Indian Union Budget 2021-22: Investments made in Real Estate Investment Trusts (REITs) and Infrastructure Investment Trusts (InVITs) have been made more attractive, while deepening their capital raising avenues. The trusts can now raise debt capital at competitive rates, while dividend payment to REITs and InVITs have been exempt from tax deducted at source (TDS). Debt financing of InVITs and REITs by foreign portfolio investors (FPIs) will be enabled by making suitable amendments in the relevant legislations. So far, FPI regulations allow them to invest in non-convertible debentures (NCDs) issued only by a corporate entity. Since InVITs and REITs are trusts, FPIs could not subscribe to debt instruments issued by them a couple of years ago, despite Sebi (Securities and Exchange Board of India) allowing InVITs and REITs to start issuing NCDs.
Experts say the announced measures have addressed an anomaly between the FPI regulations and Sebi’s REITs and InVITs regulations, which had led to many of the FPIs not being able to subscribe to NCDs issued by these entities. While FPIs were willing to provide debt capital, there was no avenue for that. Shagoofa Rashid Khan, investment and advisory head (funds), Cyril Amarchand Mangaldas, told FE that even when Embassy REIT wanted to issue NCDs, FPIs could not invest because there was no enabling regulation under the FPI regulations for them to invest. Khan added that this will open up the route of debt capital for REITs and InVITs and they will get the ability to raise competitive capital from large investors who need not necessarily take the equity exposure. “Some of the pension and sovereign funds who want to do debt financing for infrastructure can now actually get bouquet of stabilised assets under an InVIT or REIT,” she said.

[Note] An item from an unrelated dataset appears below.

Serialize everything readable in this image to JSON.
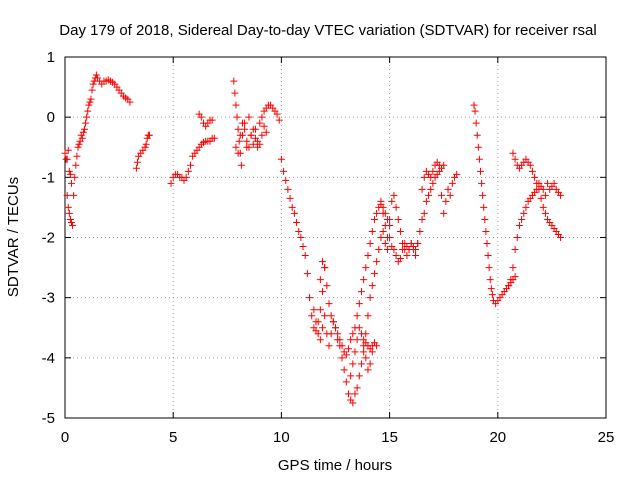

As for the trusts, they can replace expensive debt with cheaper debt. “It opens up opportunities for refinancing or restructuring the underlying portfolio,” Khan said. Chintan Patel, partner and head, (building construction and real estate), KPMG India, called it an important step which will enable monetisation and give fillip to creating more InVITs and REITs. Vikas Chaturvedi, CEO, Xanadu Realty, said, “The expected influx of funding will accelerate the momentum for commercial real estate and establish it as a lucrative asset class.”
The Budget has also proposed that in order to provide ease of compliance, dividend payment to REIT and InVIT will be exempt from TDS.
Gaurav Karnik, national leader (real estate practice), EY, explained that in a REIT and InVIT structure, there is a trust, below which there is a special purpose vehicle or SPV which owns the assets. Because of an anomaly in the law, when the SPV would pay dividend to the InVIT or REIT, there would be a withholding tax, which would then have to be claimed as a refund. “Today, they have clarified that to make it simple, any dividends credited or paid to the InVIT or REIT will not be subject to any tax withholding at source,” Karnik said. The withholding tax rate is 10% plus surcharge. The industry has welcomed the move. Shishir Baijal, chairman and managing director, Knight Frank India, said, “The relaxation on tax compliance for REIT investors will further improve the marketability of such products considering we are likely to witness new REITs this year”. Jaxay Shah, chairman, CREDAI National, said that the exemption from TDS shall encourage retail individual investors to explore investment opportunities in REITs.
According to Manish Gupta, senior director, CRISIL Ratings, the proposal to enable debt financing by foreign portfolio investors will ease access to finance for InvITs and REITs. Furthermore, abolishment of TDS on dividend payments to InvITs and REITs should ease compliance and enhance efficiency of these channels. InVITs and REITs are gaining currency in India, with their combined assets under management (AUM) reaching Rs 2 lakh crore. CRISIL Ratings expects their AUM to reach Rs 10 lakh crore in the next five years.